「Waylandメインにして半月が経った」からおよそ1ヶ月半経ちました。いろいろあったのでレポートしておこうと思います。
Ubuntu24 + X11 + iBusの「日本語二重入力問題」
「半月が経った」では、Fcitx 5を使っていました。しかし、これを使っていた理由は、Ubuntu 24 + X11 + iBusだと、gnome desktopでファイル名を変えようとしたり、デフォルトの「テキストエディター」で日本語の文章を打っていると、日本語の文章が重複するという不具合があったからです。
以下、おそらく同様の問題です。
- ubuntu24.04.1 で、「ファイル」アプリや「テキストエディター」の日本語入力がおかしいとき
- Ubuntu24.04 でファイルエクスプローラnautilusのファイル、フォルダ名入力時に日本語が二重入力される問題をChatGPT5に解決してもらった。(再起動時になぜか日本語入力ができなくなるバグの、再起動なしの復旧方法も)

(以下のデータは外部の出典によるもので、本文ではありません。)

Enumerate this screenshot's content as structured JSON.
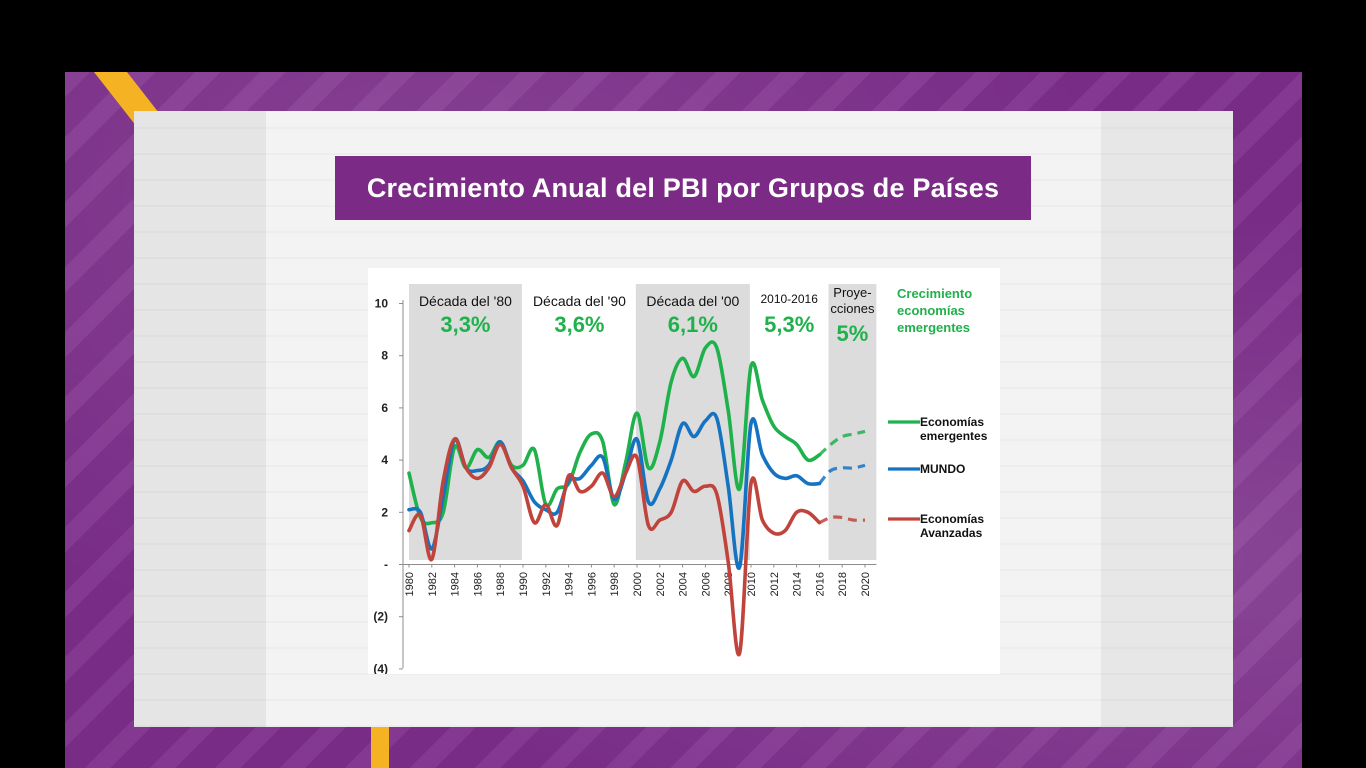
{
  "slide": {
    "title": "Crecimiento Anual del PBI por Grupos de Países"
  },
  "colors": {
    "background_purple": "#7d2e8b",
    "banner_purple": "#7b2a85",
    "accent_yellow": "#f5b223",
    "emerging_green": "#1fb14b",
    "world_blue": "#1573c2",
    "advanced_red": "#c0443c",
    "decade_band_gray": "#dcdcdc"
  },
  "chart_data": {
    "type": "line",
    "title": "Crecimiento Anual del PBI por Grupos de Países",
    "xlabel": "",
    "ylabel": "",
    "xlim": [
      1980,
      2021
    ],
    "ylim": [
      -4,
      10
    ],
    "y_ticks": [
      {
        "value": 10,
        "label": "10"
      },
      {
        "value": 8,
        "label": "8"
      },
      {
        "value": 6,
        "label": "6"
      },
      {
        "value": 4,
        "label": "4"
      },
      {
        "value": 2,
        "label": "2"
      },
      {
        "value": 0,
        "label": "-"
      },
      {
        "value": -2,
        "label": "(2)"
      },
      {
        "value": -4,
        "label": "(4)"
      }
    ],
    "x_ticks": [
      1980,
      1982,
      1984,
      1986,
      1988,
      1990,
      1992,
      1994,
      1996,
      1998,
      2000,
      2002,
      2004,
      2006,
      2008,
      2010,
      2012,
      2014,
      2016,
      2018,
      2020
    ],
    "grid": false,
    "legend_placement": "right",
    "periods": [
      {
        "label": "Década del '80",
        "value": "3,3%",
        "start": 1980,
        "end": 1989.9,
        "shaded": true
      },
      {
        "label": "Década del '90",
        "value": "3,6%",
        "start": 1990,
        "end": 1999.9,
        "shaded": false
      },
      {
        "label": "Década del '00",
        "value": "6,1%",
        "start": 1999.9,
        "end": 2009.9,
        "shaded": true
      },
      {
        "label": "2010-2016",
        "value": "5,3%",
        "start": 2009.9,
        "end": 2016.8,
        "shaded": false
      },
      {
        "label": "Proye-\ncciones",
        "value": "5%",
        "start": 2016.8,
        "end": 2021.0,
        "shaded": true
      }
    ],
    "annotation": "Crecimiento\neconomías\nemergentes",
    "projection_start": 2016,
    "series": [
      {
        "name": "Economías emergentes",
        "color": "#1fb14b",
        "x": [
          1980,
          1981,
          1982,
          1983,
          1984,
          1985,
          1986,
          1987,
          1988,
          1989,
          1990,
          1991,
          1992,
          1993,
          1994,
          1995,
          1996,
          1997,
          1998,
          1999,
          2000,
          2001,
          2002,
          2003,
          2004,
          2005,
          2006,
          2007,
          2008,
          2009,
          2010,
          2011,
          2012,
          2013,
          2014,
          2015,
          2016,
          2017,
          2018,
          2019,
          2020
        ],
        "values": [
          3.5,
          1.8,
          1.6,
          2.0,
          4.5,
          3.7,
          4.4,
          4.1,
          4.7,
          3.8,
          3.8,
          4.4,
          2.3,
          2.9,
          3.1,
          4.3,
          5.0,
          4.7,
          2.3,
          3.9,
          5.8,
          3.7,
          4.7,
          7.0,
          7.9,
          7.2,
          8.3,
          8.3,
          5.9,
          2.9,
          7.6,
          6.3,
          5.3,
          4.9,
          4.6,
          4.0,
          4.2,
          4.6,
          4.9,
          5.0,
          5.1
        ]
      },
      {
        "name": "MUNDO",
        "color": "#1573c2",
        "x": [
          1980,
          1981,
          1982,
          1983,
          1984,
          1985,
          1986,
          1987,
          1988,
          1989,
          1990,
          1991,
          1992,
          1993,
          1994,
          1995,
          1996,
          1997,
          1998,
          1999,
          2000,
          2001,
          2002,
          2003,
          2004,
          2005,
          2006,
          2007,
          2008,
          2009,
          2010,
          2011,
          2012,
          2013,
          2014,
          2015,
          2016,
          2017,
          2018,
          2019,
          2020
        ],
        "values": [
          2.1,
          2.0,
          0.6,
          2.6,
          4.8,
          3.7,
          3.6,
          3.8,
          4.7,
          3.7,
          3.2,
          2.4,
          2.1,
          2.0,
          3.2,
          3.3,
          3.8,
          4.1,
          2.5,
          3.5,
          4.8,
          2.4,
          2.9,
          4.0,
          5.4,
          4.9,
          5.5,
          5.6,
          3.0,
          -0.1,
          5.4,
          4.2,
          3.5,
          3.3,
          3.4,
          3.1,
          3.1,
          3.6,
          3.7,
          3.7,
          3.8
        ]
      },
      {
        "name": "Economías Avanzadas",
        "color": "#c0443c",
        "x": [
          1980,
          1981,
          1982,
          1983,
          1984,
          1985,
          1986,
          1987,
          1988,
          1989,
          1990,
          1991,
          1992,
          1993,
          1994,
          1995,
          1996,
          1997,
          1998,
          1999,
          2000,
          2001,
          2002,
          2003,
          2004,
          2005,
          2006,
          2007,
          2008,
          2009,
          2010,
          2011,
          2012,
          2013,
          2014,
          2015,
          2016,
          2017,
          2018,
          2019,
          2020
        ],
        "values": [
          1.3,
          1.9,
          0.2,
          3.2,
          4.8,
          3.7,
          3.3,
          3.7,
          4.6,
          3.7,
          3.0,
          1.6,
          2.3,
          1.5,
          3.4,
          2.8,
          3.0,
          3.5,
          2.6,
          3.5,
          4.1,
          1.5,
          1.7,
          2.0,
          3.2,
          2.8,
          3.0,
          2.7,
          0.1,
          -3.4,
          3.1,
          1.7,
          1.2,
          1.3,
          2.0,
          2.0,
          1.6,
          1.8,
          1.8,
          1.7,
          1.7
        ]
      }
    ],
    "legend": [
      {
        "series": "Economías emergentes",
        "label": "Economías\nemergentes"
      },
      {
        "series": "MUNDO",
        "label": "MUNDO"
      },
      {
        "series": "Economías Avanzadas",
        "label": "Economías\nAvanzadas"
      }
    ]
  }
}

対応としては、X11では、iBusをやめてFcitx5にするということになります。
Wayland + iBusで始まるSHIFTキー固着問題
というわけで、今回はWaylandにしたわけですし、「せっかくWaylandにしたんだから、なるべくシンプルにしたい。これを機にiBusにしてみよう」……ということで、2月の後半(ちょうど一ヶ月目辺り)にiBusにしてみました。
さて、iBusにしたら、日本語二重化問題はなくなったんでしょうか? ……それが記憶がないんです。でも、記憶がなくても問題ないんです。そんなことが問題にならないくらい、Wayland + iBusは地獄なのです。唐突に起こるSHIFTキー固着問題の前には。
わりと上記先行事例そのままなんですが、キーボードで文字を入力していると、突然起こるのです。アルファベットは大文字しか打てなくなり、数字も1が!になったりするので打鍵不能。キーバインド類はSHIFTキーが押下されたままの反応になり、マウスクリックは複数選択(範囲選択)状態になる。
CodexやChatGPTに相談して、
- libinput は正常(pressed/releasedが出てる)
- journalctlに異常は振る舞いは見られない
というような感じで、根本的な原因がつかめない。
ぼくがxremapを使っていることから、CodexとChatGPTは、xremap(--features gnome)が原因だろうと、xremapのログや状況を確認してみるのだけど、決め手に欠ける状況が続く(ぼくとしてはxremapが原因だと、そうとうツラいので、そうあってほしくもない)。
上記Redditの記事だと、月1〜2回ということですが、そんなことない。ほぼ毎日、なんだったら多いときは1日3回くらい起こる。
というわけで、これはたまらんと、いったんX11に里帰りしました。
X11里帰り期間
2026年3月4日から3月8日までのあいだ、X11に里帰りをしました。X11では、冒頭に書いた「日本語二重入力問題」がしっかり残っているのでfcitx5に差し替えます。さて、この里帰りのあいだ、毎日のように起こっていた「SHIFTキー固着問題」はピタリと止まります。これはもう、Wayland + iBusで確定だな、と3月9日、Waylandに戻ります。
完全解決ではない Wayland + fcitx5
Wayland + fcitx5に戻って数日。SHIFTキー固着のない日々が続き、やはりWayland + iBusだったか、と結論づけようとした2026年3月13日、なんとWayland + fcitx5でもSHIFTキー固着が起こってしまいました。そうとう落ち込む気持ちで、Redditにあった「左右のSHIFTキーを交互に連打する」をやってみたところ、そのときはスコっと治ってしまいました。
もう一回起こったら、今度はもうちょっと丁寧に確認しようと思っていたんですが、仕事も忙しく、気がついたら、数日経っていました(本日は2026年3月17日)。
気持ちの悪さはあるものの、これくらいの頻度だったら、かつ「左右のSHIFTキーを交互に連打」でなおるんだったら、もうちょっと様子見かな、と思っています。どうにもだめなら、まだX11に戻らないといけないかもしれませんが。
関連情報: iBusとのお別れ
途中、Codexから、「iBusがクロなら、fcitxに環境を寄せたほうが安定する」とアドバイスを受け、以下のような措置をしています。
im-config -n fcitx5
- 入力メソッドの既定を fcitx5 にする処理
systemctl --user disable --now org.freedesktop.IBus.session.GNOME.service
systemctl --user mask org.freedesktop.IBus.session.GNOME.service
- ユーザー systemd の IBus 用 service を「今止める」かつ「次回以降の自動起動も無効化する」と「その service を起動不能にする」処理。
これが奏功しているかは、今の所わかりません。